The Impact of FCA Oversight

Regulatory Requirements For Cryptoasset Firms

Forensic & Litigation Consulting | Financial Services

August 24, 2020

Since 10 January 2020, cryptoasset firms have been required to build and maintain anti-money laundering (AML) and counter-terrorist financing (CTF) frameworks to comply with the Money Laundering, Terrorist Financing and Transfer of Funds (Information on the Payer) Regulations 2017. Furthermore, all existing cryptoasset firms are required to register with the Financial Conduct Authority (FCA) by 30 June 2020 and all new firms cannot conduct business until registration is confirmed.

Background to the regulation

Cryptocurrencies, as with other speculative assets, are vulnerable to financial crime and have therefore been brought under the scope of regulation to protect consumers and the wider market in the UK. The new regulatory guidelines mean that appropriate steps should be taken to mitigate risks, proportionate to the size and nature of business activities.

Who is in scope?

The legislation broadly categorises cryptoasset firms into two categories – cryptoasset exchange providers and custodian wallet providers. The definitions are drafted sufficiently widely to bring in scope all firms and sole traders that are providing services for profit.

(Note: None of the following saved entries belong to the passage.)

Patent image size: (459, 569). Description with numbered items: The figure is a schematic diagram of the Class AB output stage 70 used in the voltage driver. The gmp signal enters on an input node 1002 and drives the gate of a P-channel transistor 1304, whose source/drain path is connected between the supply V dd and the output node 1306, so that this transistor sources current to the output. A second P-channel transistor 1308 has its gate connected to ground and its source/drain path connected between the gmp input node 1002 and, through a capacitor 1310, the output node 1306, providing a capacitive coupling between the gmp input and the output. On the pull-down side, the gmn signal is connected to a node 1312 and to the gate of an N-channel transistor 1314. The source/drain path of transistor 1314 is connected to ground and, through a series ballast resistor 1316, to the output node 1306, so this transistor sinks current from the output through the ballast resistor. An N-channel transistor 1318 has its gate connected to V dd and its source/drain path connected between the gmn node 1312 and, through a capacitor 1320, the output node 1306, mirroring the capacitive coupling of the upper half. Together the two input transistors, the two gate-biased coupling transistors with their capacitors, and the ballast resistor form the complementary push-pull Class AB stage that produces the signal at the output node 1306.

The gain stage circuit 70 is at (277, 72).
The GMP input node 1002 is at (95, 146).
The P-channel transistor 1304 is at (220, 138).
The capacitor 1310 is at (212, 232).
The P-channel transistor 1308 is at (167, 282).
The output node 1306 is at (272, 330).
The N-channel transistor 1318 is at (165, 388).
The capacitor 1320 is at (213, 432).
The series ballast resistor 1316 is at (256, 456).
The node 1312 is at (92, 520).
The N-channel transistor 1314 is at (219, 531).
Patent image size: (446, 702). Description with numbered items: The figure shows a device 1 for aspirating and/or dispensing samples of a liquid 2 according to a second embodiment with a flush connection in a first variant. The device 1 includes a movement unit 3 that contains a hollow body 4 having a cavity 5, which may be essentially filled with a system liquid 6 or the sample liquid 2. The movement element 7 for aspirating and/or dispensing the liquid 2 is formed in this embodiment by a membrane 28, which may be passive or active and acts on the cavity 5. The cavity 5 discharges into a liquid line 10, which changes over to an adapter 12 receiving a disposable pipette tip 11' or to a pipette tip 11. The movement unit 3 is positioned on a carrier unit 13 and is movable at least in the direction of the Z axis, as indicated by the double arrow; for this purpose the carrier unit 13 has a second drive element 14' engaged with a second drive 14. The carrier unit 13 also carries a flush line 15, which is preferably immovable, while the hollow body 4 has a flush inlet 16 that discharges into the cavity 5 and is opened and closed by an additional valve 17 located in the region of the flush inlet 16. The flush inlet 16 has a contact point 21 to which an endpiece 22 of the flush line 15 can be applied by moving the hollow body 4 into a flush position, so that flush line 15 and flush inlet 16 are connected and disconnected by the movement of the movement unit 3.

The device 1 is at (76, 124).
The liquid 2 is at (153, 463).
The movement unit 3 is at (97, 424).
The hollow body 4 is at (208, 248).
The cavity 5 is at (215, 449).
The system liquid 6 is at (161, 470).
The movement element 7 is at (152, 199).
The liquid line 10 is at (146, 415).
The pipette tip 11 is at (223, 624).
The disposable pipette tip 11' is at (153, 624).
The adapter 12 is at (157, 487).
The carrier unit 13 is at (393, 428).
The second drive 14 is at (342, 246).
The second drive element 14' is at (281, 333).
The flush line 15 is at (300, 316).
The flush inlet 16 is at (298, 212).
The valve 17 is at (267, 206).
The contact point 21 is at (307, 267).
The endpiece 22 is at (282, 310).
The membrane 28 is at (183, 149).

What is an AML/CTF framework?

An AML/CTF framework is a formal oversight and control structure that provides the tools for a firm to identify, understand and respond to its financial crime risks. The FCA provides guidance on the components of an AML/ CTF framework to ensure that firms understand the core expectations when implementing their own.

A framework that has been clearly documented provides transparency and structure against which to develop and maintain consistency of approach to managing financial crime risks. A framework should incorporate the business model and objectives of the firm, along with the vision of senior management, so that the risk appetite is clearly articulated.